En dehors du FN qui est souvent agité comme un chiffon rouge, en particulier dans la presse étrangère, quels sont les partis populistes structurés du paysage européen aujourd'hui ?

Gérard Bossuat : Qu’est-ce que le populisme ? "Le populisme n'est pas une idéologie toute faite ni une philosophie, comme peuvent l'être le capitalisme ou le libéralisme, mais est avant tout un style politique", explique Laurent Bouvet, professeur à Sciences-Po. C’est une réaction aux « autres », au système politique, aux élites (pour l’Europe le mal vient de la technocratie bruxelloise, en France, de l’ENA). Il indique que la société est malade. Il crée et entretient une méfiance envers l’action des élus du peuple conduisant à la diffusion de fausses rumeurs.

Un parti ou des mouvements qui prônent l’érection de nouvelles frontières commerciales, la diminution drastique des flux migratoires, la préférence nationale, l’autarcie économique, le retour à la monnaie nationale, la méfiance envers l’État, l’affaiblissement des institutions européennes, la diminution des impôts au prix d’une diminution des services publics, la fin de la diversité culturelle, relèvent du populisme dangereux. Ils sont la négation du libre débat démocratique et rendent impossible la définition de l’intérêt général. Il n’y a donc aucun parti ou mouvement populiste sérieux.

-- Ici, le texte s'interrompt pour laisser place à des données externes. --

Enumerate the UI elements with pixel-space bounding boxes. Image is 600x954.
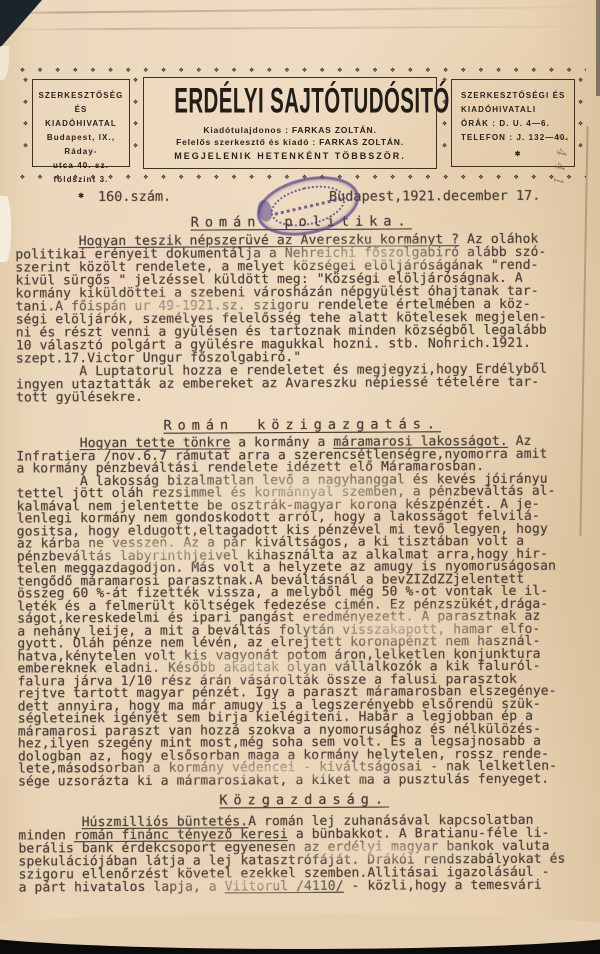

Christophe Bouillaud : C'est une bonne question. Le FN est-il un parti structuré ? Il a sans aucun doute une organisation pérenne, mais il lui manque toujours une implantation locale solide dans les institutions républicaines. L'enjeu des municipales est d'ailleurs pour lui de réaliser ce saut. En fait, ce qui me parait important à souligner, c'est qu'effectivement il est difficile pour un parti de perdurer longtemps sans profiter des bénéfices du pouvoir, au moins local. Les partis populistes ont tendance à disparaître justement quand ils n'arrivent pas à faire en sorte que leur personnel politique puisse vivre de la politique. Tout dépend alors de la structure nationale d'offre de postes politiques prenables par un outsider. Un scrutin national fortement proportionnel comme aux Pays-Bas est une aubaine pour tous les partis nouveaux. Inversement, le majoritaire à deux tours à la française vérrouille solidement l'accès aux postes électifs pour les outsiders. Le scrutin majoritaire à un tour à l'anglaise finit quant à lui par ouvrir ses portes à un outsider si ce dernier augmente assez en taille pour être le premier, comme on l'a vu avec les bons scores aux élections locales de l'UKIP. Les situations sont donc très diverses, mais on peut dire que les principaux pays où des forces politiques populistes s'enracinent sont celles où existe à la fois un scrutin proportionnel et de très anciennes racines politiques au populisme en question. L'Autriche pourrait représenter le symbole de cette situation: scrutin proportionnel et tradition pangermaniste séculaire.